I arrived at Compton Bay earlier than I had planned, so I wandered around the area looking for images and compositions for later in the evening and found a spot on the beach to relax and read a book. A small part of the beach, just about a meter wide and a few meters long, was made of pitch black sand with a few large pebbles, so when the light became better, I put my camera on a tripod and began experimenting with longer exposure times for creative effects as the quickly moving water gets blurred while the subject stays still and clear.

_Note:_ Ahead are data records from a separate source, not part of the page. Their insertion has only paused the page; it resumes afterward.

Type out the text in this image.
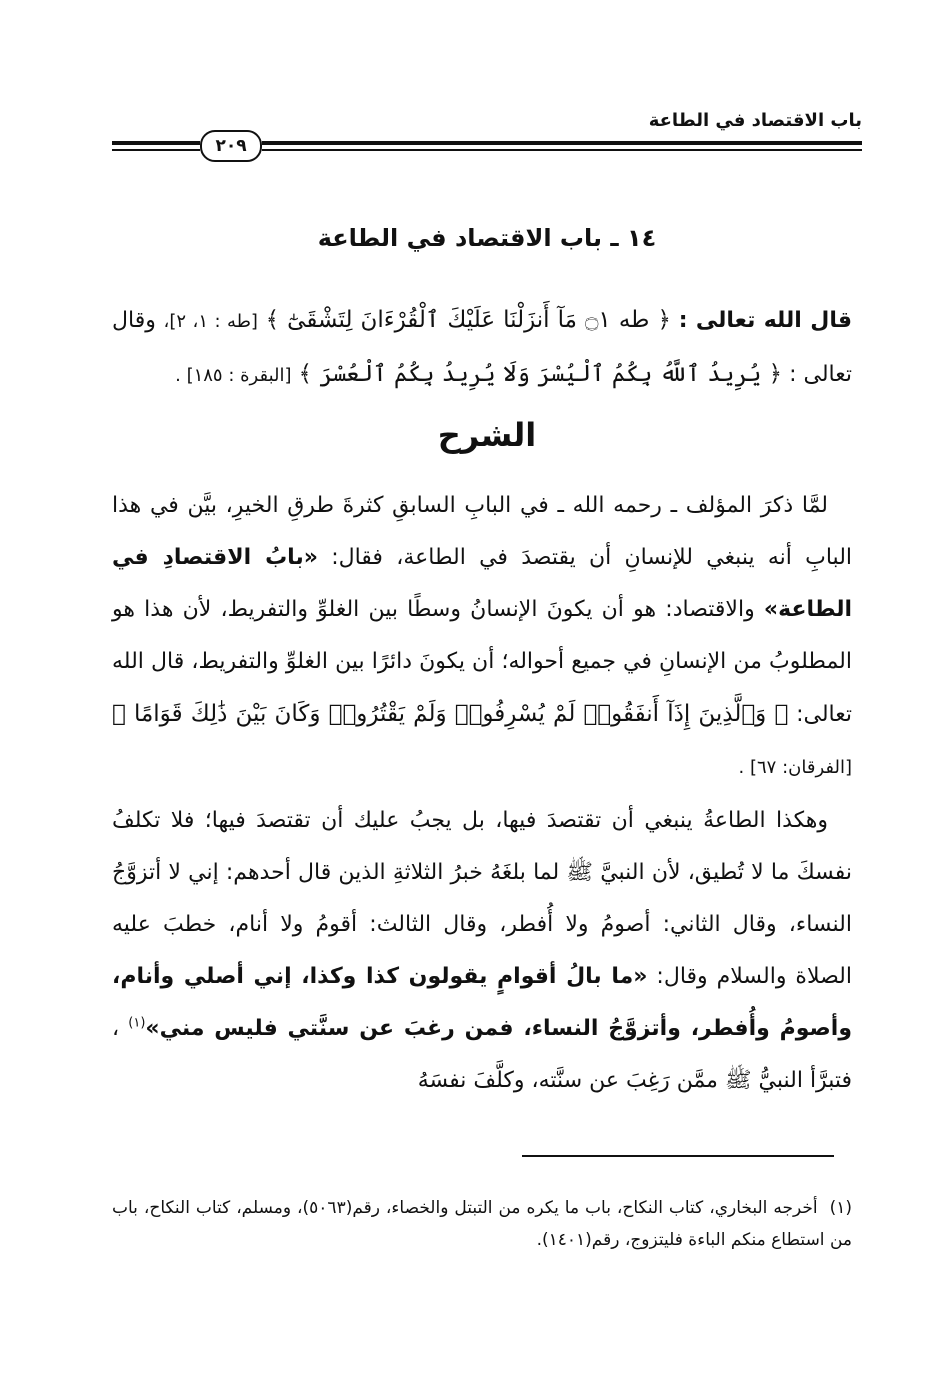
باب الاقتصاد في الطاعة
٢٠٩
١٤ ـ باب الاقتصاد في الطاعة
قال الله تعالى : ﴿ طه ۝١ مَآ أَنزَلْنَا عَلَيْكَ ٱلْقُرْءَانَ لِتَشْقَىٰٓ ﴾ [طه : ١، ٢]، وقال تعالى : ﴿ يُرِيدُ ٱللَّهُ بِكُمُ ٱلْيُسْرَ وَلَا يُرِيدُ بِكُمُ ٱلْعُسْرَ ﴾ [البقرة : ١٨٥] .
الشرح
لمَّا ذكرَ المؤلف ـ رحمه الله ـ في البابِ السابقِ كثرةَ طرقِ الخيرِ، بيَّن في هذا البابِ أنه ينبغي للإنسانِ أن يقتصدَ في الطاعة، فقال: «بابُ الاقتصادِ في الطاعة» والاقتصاد: هو أن يكونَ الإنسانُ وسطًا بين الغلوِّ والتفريط، لأن هذا هو المطلوبُ من الإنسانِ في جميع أحواله؛ أن يكونَ دائرًا بين الغلوِّ والتفريط، قال الله تعالى: ﴿ وَٱلَّذِينَ إِذَآ أَنفَقُوا۟ لَمْ يُسْرِفُوا۟ وَلَمْ يَقْتُرُوا۟ وَكَانَ بَيْنَ ذَٰلِكَ قَوَامًا ﴾ [الفرقان: ٦٧] .
وهكذا الطاعةُ ينبغي أن تقتصدَ فيها، بل يجبُ عليك أن تقتصدَ فيها؛ فلا تكلفُ نفسكَ ما لا تُطيق، لأن النبيَّ ﷺ لما بلغَهُ خبرُ الثلاثةِ الذين قال أحدهم: إني لا أتزوَّجُ النساء، وقال الثاني: أصومُ ولا أُفطر، وقال الثالث: أقومُ ولا أنام، خطبَ عليه الصلاة والسلام وقال: «ما بالُ أقوامٍ يقولون كذا وكذا، إني أصلي وأنام، وأصومُ وأُفطر، وأتزوَّجُ النساء، فمن رغبَ عن سنَّتي فليس مني»$^{(١)}$ ، فتبرَّأ النبيُّ ﷺ ممَّن رَغِبَ عن سنَّته، وكلَّفَ نفسَهُ
(١)أخرجه البخاري، كتاب النكاح، باب ما يكره من التبتل والخصاء، رقم(٥٠٦٣)، ومسلم، كتاب النكاح، باب من استطاع منكم الباءة فليتزوج، رقم(١٤٠١).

But I had come for the sunset. Sunsets are a very challenging subject. You wait forever until it finally happens but then you have to shoot super quickly as the light changes so fast. I had found a stretch of large round boulder perfectly facing Northeast with the sunset behind. And it was beautiful - right after the sun had disappeared below the horizon, the sky began turning into beautiful pastel colors. I used a strong ND filter to achieve a very long exyposure time, that made the sea completely smooth and took my picture. And it seemed to be over. The colors began to fade, it became darker and darker, and I had to catch the bus. The bus stop was 6km away and if I didn´t catch the last one, I would have to stay outside (of course I had not thought of bringing a sleeping bag). So I hurried, packed away my camera, made my way down the beach, up the cliffs, and onto the road.
And all of a sudden it returned. The sky burst into color, a few clouds had appeared and were lit from below... and I had no camera at hand and no foreground composition to photograph. I was so frustrated! Every photographer knows those moments when you think about all the things you could have done better for a picture, and I am used to that. But I had planned this trip and I wanted to get the best picture I could and failed at simply being not patient enough.
But that is not a reason to not be satisfied with the trip. It was a great experience, I still got several nice pictures that day, and I can´t even complain about the sunset picture I ended up with. Plus I learned a valuable lesson: always plan with enough time before and after the picture and make the whole process a nice experience. At least I think that´s what´s giving me the most creative freedom.